PCR expression cassettes
Another quick and cost-effective method of preparing siRNAs is the use of PCR expression cassettes. According to Buck, "this method has fewer steps and is a good choice for siRNA target site screening because multiple cassettes can be generated relatively easily.“ PCR expression cassettes are essentially “short hairpin RNA (shRNA) in DNA form that can be amplified with primers containing a promoter and terminator, respectively,” says Baskin. “This PCR cassette is then transfected into cells and the shRNA is expressed.” Drawbacks to this method include potential difficulties with PCR amplification due to the hairpin secondary structure, and inefficient DNA transfection into cells due to the cassette’s absence of a selectable marker. “This method has some flexibility, however, because primers with different promoters can be generated,” Baskin adds.
siRNA expression vectors
Like expression cassettes, siRNA expression vectors also rely on the expression of shRNA that will go on to produce siRNA. However, unlike the above preparation approaches, siRNA expression methods also result a longer-term siRNA production system, not simply a one-time exercise. “Although there is more significant hands-on time than other methods, the resulting plasmid represents a renewable resource,” notes Baskin.

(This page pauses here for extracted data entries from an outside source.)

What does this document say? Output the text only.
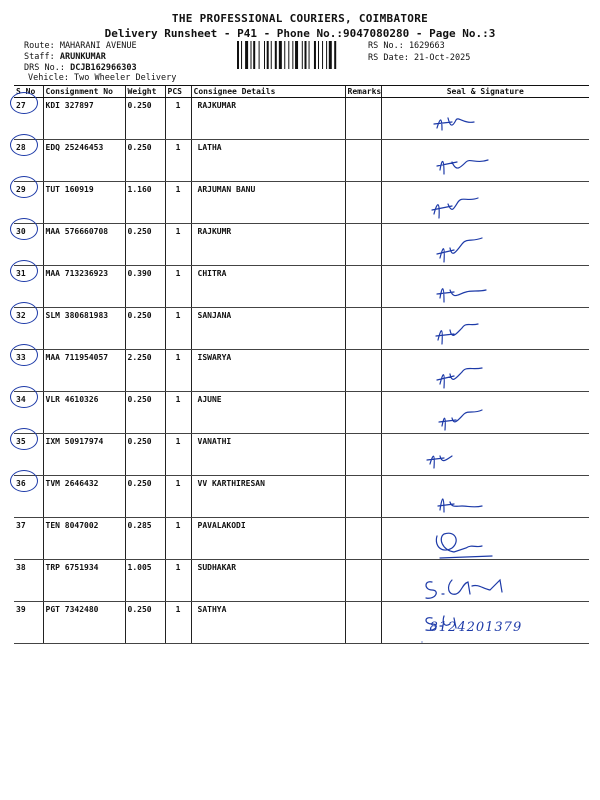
THE PROFESSIONAL COURIERS, COIMBATORE
Delivery Runsheet - P41 - Phone No.:9047080280 - Page No.:3
Route: MAHARANI AVENUE
Staff: ARUNKUMAR
DRS No.: DCJB162966303
Vehicle: Two Wheeler Delivery
RS No.: 1629663
RS Date: 21-Oct-2025
S No	Consignment No	Weight	PCS	Consignee Details	Remarks	Seal & Signature

27	KDI 327897	0.250	1	RAJKUMAR		

28	EDQ 25246453	0.250	1	LATHA		

29	TUT 160919	1.160	1	ARJUMAN BANU		

30	MAA 576660708	0.250	1	RAJKUMR		

31	MAA 713236923	0.390	1	CHITRA		

32	SLM 380681983	0.250	1	SANJANA		

33	MAA 711954057	2.250	1	ISWARYA		

34	VLR 4610326	0.250	1	AJUNE		

35	IXM 50917974	0.250	1	VANATHI		

36	TVM 2646432	0.250	1	VV KARTHIRESAN		

37	TEN 8047002	0.285	1	PAVALAKODI		

38	TRP 6751934	1.005	1	SUDHAKAR		

39	PGT 7342480	0.250	1	SATHYA		8124201379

After you design the shRNA and clone it into a plasmid, you must also verify the sequence of the resulting vector. The main disadvantage of shRNA expression vectors is that cloning and sequence verification can be time consuming and expensive,” says Baskin. “The key advantage of expression-based RNAi is the ability to use a vector with a selectable marker to select for cells that are transfected with the plasmid and to carry out long-term silencing studies. In addition, if the vector contains elements for viral packaging, it can be packaged into viral particles that will allow for transduction into many different types of cells.” Baskin says that many vendors sell shRNA expression vectors as bacterial glycerol stocks from which plasmid preparation can be carried out.
Using siRNA expression vectors to perform RNAi experiments in cultured cells using selectable markers or inducible expression systems is particularly advantageous. “Researchers can use siRNA expression vectors that allow the efficient generation of stable cell lines via resistance markers,” says Dennig. “Qiagen’s SureSilencing shPlasmids include different selection markers, hygromycin, puromycin, or neomycin resistance, or alternatively with GFP. This allows researchers to select the siRNA expression vectors with the resistance gene of their choice for the generation of stable cell lines for gene silencing experiments.” Buck agrees that “vector-based siRNA is generally preferable to synthetic siRNA when it is important to achieve physiologically relevant results,” she says. “Vectors allow establishment of stable cell lines and inducible expression systems. However, this method requires significant preparation which can mean higher costs and time delays.”
Though the methods to prepare siRNAs differ, a considered choice of the proper approach for your lab should yield siRNAs in abundance.
The graph at the top of this article is data from Thermo Fisher Scientific's Accell siRNA Reagents.